A critical aspect of the document is the specification of paper length restrictions. The guidelines stipulate a maximum of eight pages for the main content, excluding references, with no supplemental charges for additional pages exceeding this limit in ICCV 2019. This rigidity underscores the conference's commitment to concise and focused academic writing. Overlength papers that circumvent standard formatting, potentially affecting the review process's integrity, are subject to outright rejection without review.

The paper also emphasizes the technical layout components necessary for proper document presentation. For instance, it describes implementing figures and mathematical equations with precision, addressing both placement and font size. A notable mention is the necessity of a ruler for review purposes, allowing reviewers to refer to specific lines with clarity.

Central to the guidelines are the requirements for anonymization under a blind review process. Misunderstandings around anonymity often lead to rejections; thus, this section delineates specific language practices, promoting the avoidance of first-person references to one’s work while permitting appropriate citations.

Formatting aspects such as margins, typefaces, and spacing are detailed meticulously. For instance, the main title must be composed in Times 14-point boldface, while the body text should adhere to a 10-point Times font. The specified column width and spacing parameters ensure uniformity and readability across submissions. Moreover, authors are instructed on the inclusion of figures, tables, and references, advocating for the usage of the \LaTeX\ platform's capabilities like \includegraphics for figure integrations.

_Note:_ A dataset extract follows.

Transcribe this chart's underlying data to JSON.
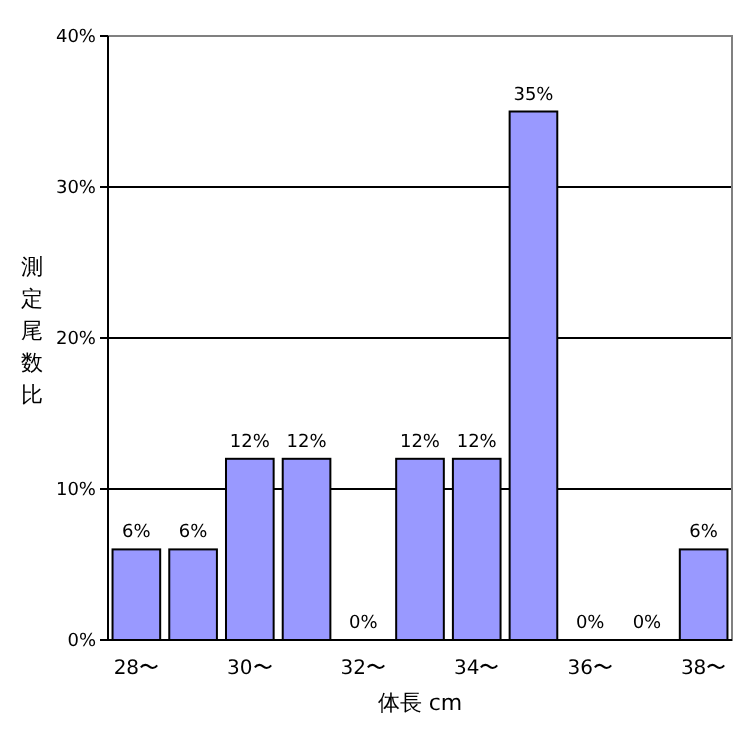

Critically, the paper outlines the final submission necessities, specifically the requirement for an IEEE copyright release form, reinforcing the procedural steps of ensuring intellectual property rights are uniformly recognized before publication ensues.

This document functions not merely as a stylistic manual but as a pivotal tool in aligning authors' methodological standards with the peer-review mechanism's logistical and ethical expectations. For practitioners and contributors in the visual computing domain, adherence to these guidelines undoubtedly facilitates a streamlined submission process, promoting a fair and standardized evaluation of scholarly contributions.

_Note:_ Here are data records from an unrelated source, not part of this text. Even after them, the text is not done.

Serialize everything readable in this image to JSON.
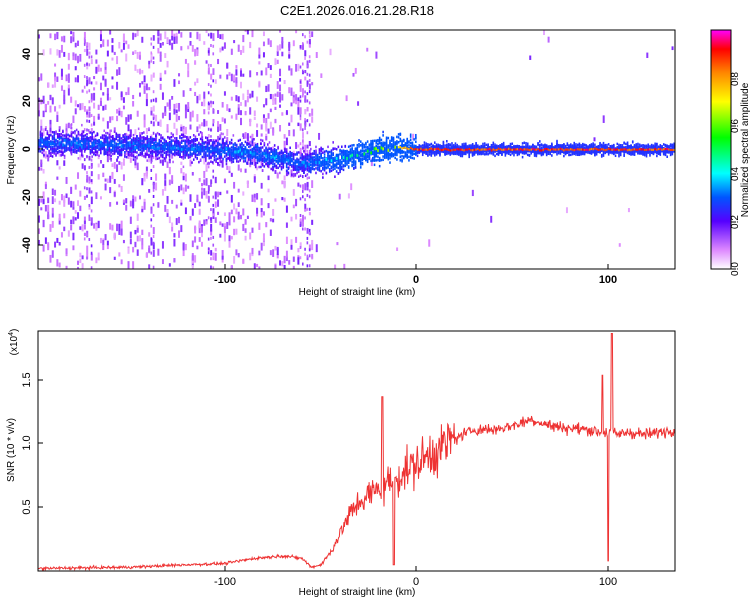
{
  "chart_data": [
    {
      "type": "heatmap",
      "title": "C2E1.2026.016.21.28.R18",
      "xlabel": "Height of straight line (km)",
      "ylabel": "Frequency (Hz)",
      "xlim": [
        -198,
        135
      ],
      "ylim": [
        -50,
        50
      ],
      "x_ticks": [
        -100,
        0,
        100
      ],
      "x_tick_labels": [
        "-100",
        "0",
        "100"
      ],
      "y_ticks": [
        -40,
        -20,
        0,
        20,
        40
      ],
      "y_tick_labels": [
        "-40",
        "-20",
        "0",
        "20",
        "40"
      ],
      "colorbar": {
        "label": "Normalized spectral amplitude",
        "range": [
          0,
          1
        ],
        "ticks": [
          0.0,
          0.2,
          0.4,
          0.6,
          0.8
        ],
        "tick_labels": [
          "0.0",
          "0.2",
          "0.4",
          "0.6",
          "0.8"
        ]
      },
      "ridge": {
        "x": [
          -198,
          -160,
          -130,
          -110,
          -90,
          -75,
          -60,
          -50,
          -40,
          -30,
          -20,
          -10,
          0,
          20,
          60,
          100,
          135
        ],
        "frequency": [
          3,
          2,
          1,
          0,
          -1,
          -3,
          -6,
          -5,
          -4,
          -2,
          0,
          1,
          0,
          0,
          0,
          0,
          0
        ],
        "amplitude": [
          0.35,
          0.35,
          0.35,
          0.35,
          0.38,
          0.38,
          0.35,
          0.4,
          0.45,
          0.55,
          0.65,
          0.75,
          0.95,
          0.95,
          0.95,
          0.95,
          0.95
        ]
      }
    },
    {
      "type": "line",
      "xlabel": "Height of straight line (km)",
      "ylabel": "SNR (10 * v/v)",
      "scale_label": "(x10",
      "scale_exponent": "4",
      "scale_suffix": ")",
      "xlim": [
        -198,
        135
      ],
      "ylim": [
        0,
        1.9
      ],
      "x_ticks": [
        -100,
        0,
        100
      ],
      "x_tick_labels": [
        "-100",
        "0",
        "100"
      ],
      "y_ticks": [
        0.5,
        1.0,
        1.5
      ],
      "y_tick_labels": [
        "0.5",
        "1.0",
        "1.5"
      ],
      "color": "#ee3333",
      "series": [
        {
          "name": "SNR",
          "x": [
            -198,
            -150,
            -120,
            -100,
            -85,
            -70,
            -60,
            -55,
            -50,
            -45,
            -40,
            -35,
            -30,
            -25,
            -20,
            -15,
            -10,
            -5,
            0,
            10,
            20,
            30,
            40,
            50,
            60,
            70,
            80,
            90,
            95,
            100,
            105,
            110,
            120,
            135
          ],
          "y": [
            0.02,
            0.03,
            0.05,
            0.06,
            0.1,
            0.12,
            0.1,
            0.03,
            0.05,
            0.15,
            0.3,
            0.45,
            0.55,
            0.6,
            0.65,
            0.7,
            0.75,
            0.8,
            0.85,
            0.95,
            1.05,
            1.12,
            1.12,
            1.15,
            1.2,
            1.15,
            1.13,
            1.12,
            1.1,
            1.1,
            1.08,
            1.1,
            1.08,
            1.12
          ]
        }
      ],
      "spikes": [
        {
          "x": -18,
          "y": 1.38
        },
        {
          "x": -12,
          "y": 0.05
        },
        {
          "x": 97,
          "y": 1.55
        },
        {
          "x": 100,
          "y": 0.08
        },
        {
          "x": 102,
          "y": 1.88
        }
      ]
    }
  ]
}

In conclusion, this meticulous structuring of paper submission requirements enhances both the academic documentation's quality and the integrity of the peer review process. Compliance with these parameters ensures the smooth integration of new research findings into the ICCV corpus, fostering collective advancements within the field. Future iterations or conferences might build upon these foundational guidelines, possibly integrating more streamline or automated formats, thereby easing the documentation burden on contributors.